After the German South West Africa campaign, the majority of the SAAC pilots volunteered for further service in England, where they were to form the nucleus of 26 (South African) Squadron (Sqn) of the RFC. This unit was dispatched to East Africa in December 1915 to carry out reconnaissance, bombing and communication missions in support of Gen Smuts’ forces.
In addition to those that served in 26 Squadron, a number of South Africans served as volunteers in other RFC squadrons in the course of the World War I. This was mainly due to the success of the recruitment drive of Major Allister Miller . Between 1916 and 1917 he persuaded approximately 2 450 South Africans to enlist with the RFC. These recruits became known as “Millers’s Boys”.
A number of South Africans pilots excelled in the war, the most famous of these were Maj Allister Miller, Capt Andrew Weatherby Beauchamp-Proctor, Capt Helperus Andrias. (Pierre) van Ryneveld, Maj Arthur E. Harris, Capt C J (Boetie) Venter and Capt Sam Kinkead. For a list of South African Aces – see The Aerodrome Site
30 enemy aircraft, Boetie Venter (22 aircraft) Douglas John Bell (20 aircraft) and Sir Hugh W. Saunders (19 aircraft). Capt Kinkead, Lt Col K R van der Spuy and Lt Col Pierre van Ryneveld also served in Russia. van der Spuy was taken prisoner and only released in 1920.

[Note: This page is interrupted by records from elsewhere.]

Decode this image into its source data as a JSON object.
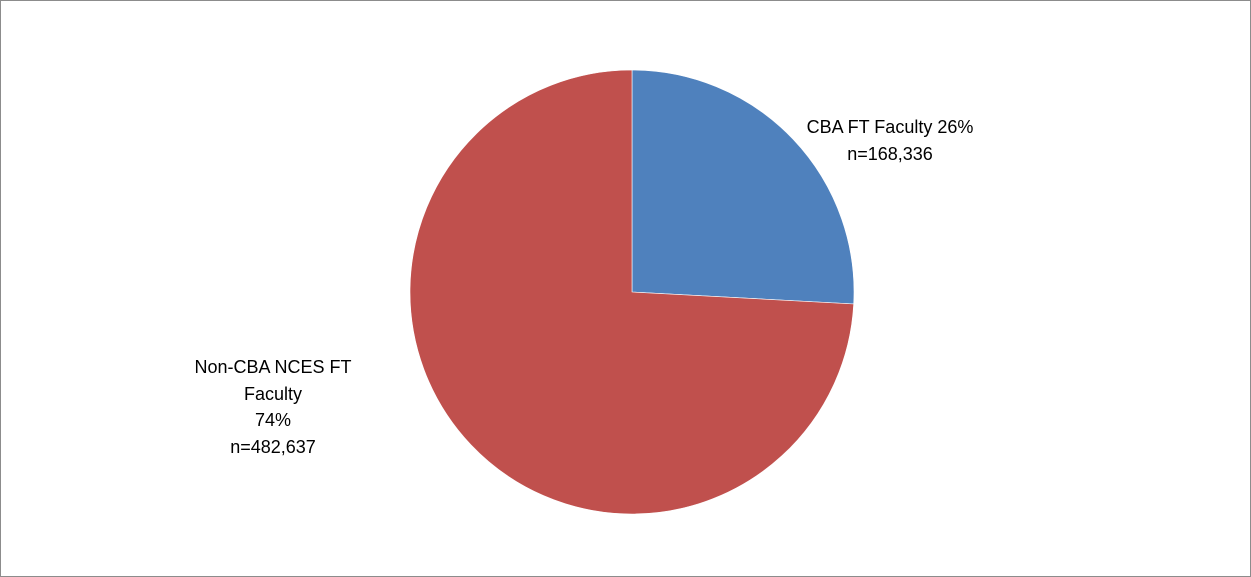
{
  "chart_data": {
    "type": "pie",
    "categories": [
      "CBA FT Faculty",
      "Non-CBA NCES FT Faculty"
    ],
    "values": [
      26,
      74
    ],
    "value_labels": [
      "26%",
      "74%"
    ],
    "counts": [
      168336,
      482637
    ],
    "count_labels": [
      "n=168,336",
      "n=482,637"
    ],
    "colors": [
      "#4f81bd",
      "#c0504d"
    ]
  }
}
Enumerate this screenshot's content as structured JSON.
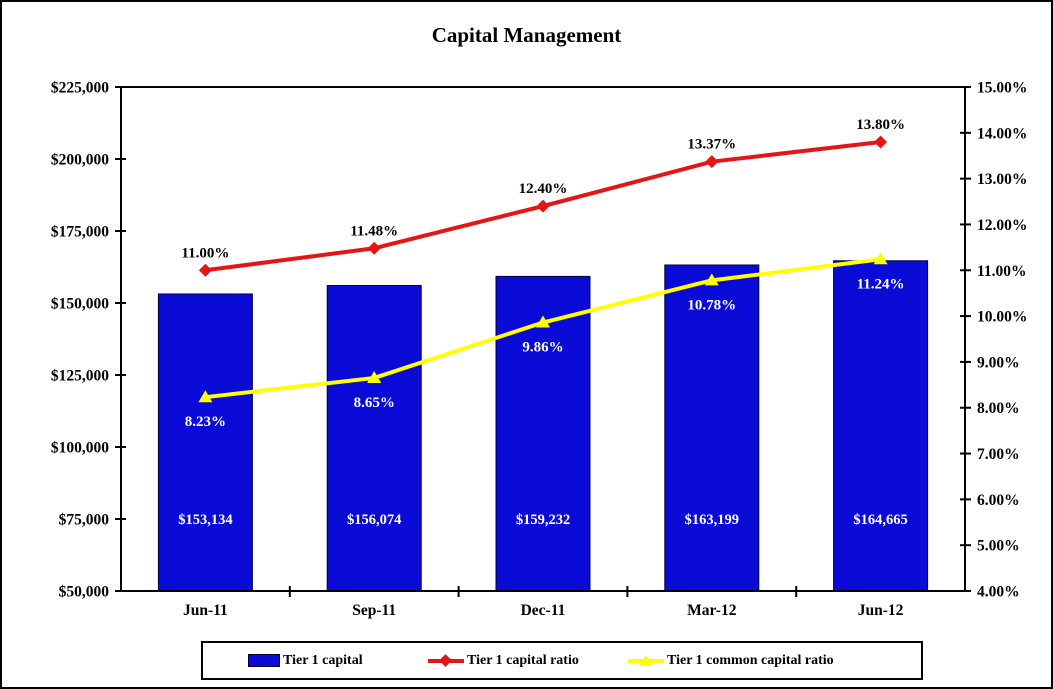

At the end of hostilities in 1918, 26 Squadron was eventually recalled to England and disbanded in 1918. The British Government offered aircraft to each of their Dominions to allow them to start their own Air Forces. South African received a total of 113 aircraft. These aircraft were used to form the South African Air Force at a new base close to Pretoria on the farm Zwartkops. In June 1920 Sir Pierre Van Ryneveld was promoted to Lt Colonel and appointed to the Instructional and Administrative staff of the Union Defence Force, back-dated to 1st February 1920. This date, in the absence of any official date is taken as the birth date of the SAAF.

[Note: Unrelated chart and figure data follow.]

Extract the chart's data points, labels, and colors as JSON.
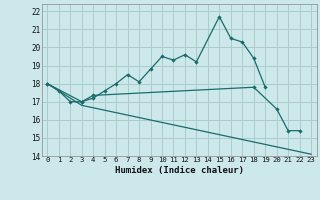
{
  "title": "",
  "xlabel": "Humidex (Indice chaleur)",
  "background_color": "#cce8eb",
  "grid_color": "#aacccc",
  "line_color": "#1a6b6b",
  "xlim": [
    -0.5,
    23.5
  ],
  "ylim": [
    14,
    22.4
  ],
  "yticks": [
    14,
    15,
    16,
    17,
    18,
    19,
    20,
    21,
    22
  ],
  "xticks": [
    0,
    1,
    2,
    3,
    4,
    5,
    6,
    7,
    8,
    9,
    10,
    11,
    12,
    13,
    14,
    15,
    16,
    17,
    18,
    19,
    20,
    21,
    22,
    23
  ],
  "line1_x": [
    0,
    1,
    2,
    3,
    4,
    5,
    6,
    7,
    8,
    9,
    10,
    11,
    12,
    13,
    15,
    16,
    17,
    18,
    19
  ],
  "line1_y": [
    18.0,
    17.6,
    17.0,
    17.0,
    17.2,
    17.6,
    18.0,
    18.5,
    18.1,
    18.8,
    19.5,
    19.3,
    19.6,
    19.2,
    21.7,
    20.5,
    20.3,
    19.4,
    17.8
  ],
  "line2_x": [
    0,
    3,
    4,
    18,
    20,
    21,
    22
  ],
  "line2_y": [
    18.0,
    17.0,
    17.35,
    17.8,
    16.6,
    15.4,
    15.4
  ],
  "line3_x": [
    0,
    3,
    23
  ],
  "line3_y": [
    18.0,
    16.8,
    14.1
  ],
  "marker": "D",
  "markersize": 2.2,
  "linewidth": 0.9
}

In 1919, The Daily Mail offered a prize of 10,000 Pounds Sterling (about 300 000 Pounds in today’s terms) for the first successful non-stop flight across the Atlantic. This was followed by a further 10,000 Pound offer made by the Australian Prime Minister, Billy Hughes, for the first flight to Australia. Not to be outdone, the South African Government offered a similar prize for the first flight to the Cape.